Since this belief system is still so widely held (despite being antiquated), when men do struggle with infertility, many don’t want to talk about it because of the fear of being judged and embarrassed. Of course, this fails to take into account the deeply complex and nuanced emotions of being human — emotions are simply not gendered.

Just as women who struggle with infertility may feel as though they are not adequately fulfilling their biological duty as women, men, too, can face this emotional impact of infertility.

Male infertility is stressful

In one study on the social, marital, and sexual impact of a man’s perceived fertility diagnosis, men reported feeling as though their wives’ friends wouldn’t stop staring or looking at them strangely. The study concluded “male partners in couples who perceive isolated male factor infertility have a lower sexual and personal quality of life compared with male partners of couples without perceived male factor infertility.”

Can you imagine how stressful it would be to feel judged by other people due to your inability to get pregnant? Probably. It’s important to know that men can feel that same stress when the fertility issue is a male factor.
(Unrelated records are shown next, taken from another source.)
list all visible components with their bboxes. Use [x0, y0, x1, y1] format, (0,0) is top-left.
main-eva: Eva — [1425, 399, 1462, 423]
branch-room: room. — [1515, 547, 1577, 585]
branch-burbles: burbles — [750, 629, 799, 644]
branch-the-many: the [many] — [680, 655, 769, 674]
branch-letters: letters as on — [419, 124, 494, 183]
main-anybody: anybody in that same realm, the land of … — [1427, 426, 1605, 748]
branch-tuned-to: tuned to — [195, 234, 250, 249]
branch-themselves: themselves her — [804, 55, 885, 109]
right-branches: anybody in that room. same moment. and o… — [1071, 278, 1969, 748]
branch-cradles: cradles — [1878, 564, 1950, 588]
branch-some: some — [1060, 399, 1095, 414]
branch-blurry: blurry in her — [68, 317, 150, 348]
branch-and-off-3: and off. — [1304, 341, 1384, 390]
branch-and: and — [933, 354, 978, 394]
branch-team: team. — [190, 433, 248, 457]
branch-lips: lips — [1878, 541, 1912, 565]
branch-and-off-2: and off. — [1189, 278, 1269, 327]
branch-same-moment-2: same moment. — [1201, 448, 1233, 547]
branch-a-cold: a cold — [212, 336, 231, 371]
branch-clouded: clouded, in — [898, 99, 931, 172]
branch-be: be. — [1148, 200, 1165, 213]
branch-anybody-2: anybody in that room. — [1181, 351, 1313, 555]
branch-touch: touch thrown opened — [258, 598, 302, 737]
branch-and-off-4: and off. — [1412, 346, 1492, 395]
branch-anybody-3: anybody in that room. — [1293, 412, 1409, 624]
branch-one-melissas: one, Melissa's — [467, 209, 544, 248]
How to deal with infertility stress

Not only is not being able to get their partner pregnant stressful, that stress can compound and hurt their relationship. It’s somewhat of a catch-22. Not feeling as though they can talk about the emotional impact of male infertility can stress men out. Talking about it can also stress them out. Either way, more stress is put on the relationship and the situation. Thankfully, there are a couple powerful things men can do to help navigate the stress of male infertility and the emotions that come with it:

  1. Strike a balance between communication and research
    For many women, support groups, counseling, and blogs are a huge help when it comes to dealing with the emotions surrounding infertility. However, some men may not want to talk it out as often as their partners do. Feeling forced into endless conversations about infertility and their emotions can cause even more problems. Women can support their male partners by encouraging them to research more about infertility — what causes it, how common it is, and what they can do to improve it.Actionable items like this can help men feel like they have some level of control over what they experience and make them more open to communicating.
  2. Find a support group for men with infertility

    Men facing infertility may find comfort in the experiences of their peers. While some men are uncomfortable discussing their emotions, they are more likely to do so in a place where they feel safe and understood. Support groups allow men experiencing fertility problems to come together and share their stories with each other, knowing that they are all going through the same things.

 

It’s important to understand the psychological impact that infertility has on men even if they aren’t as vocal about their issues as women may be. Understanding these emotions is the first step to dealing with them. Men need support to help address the emotional impact of male infertility.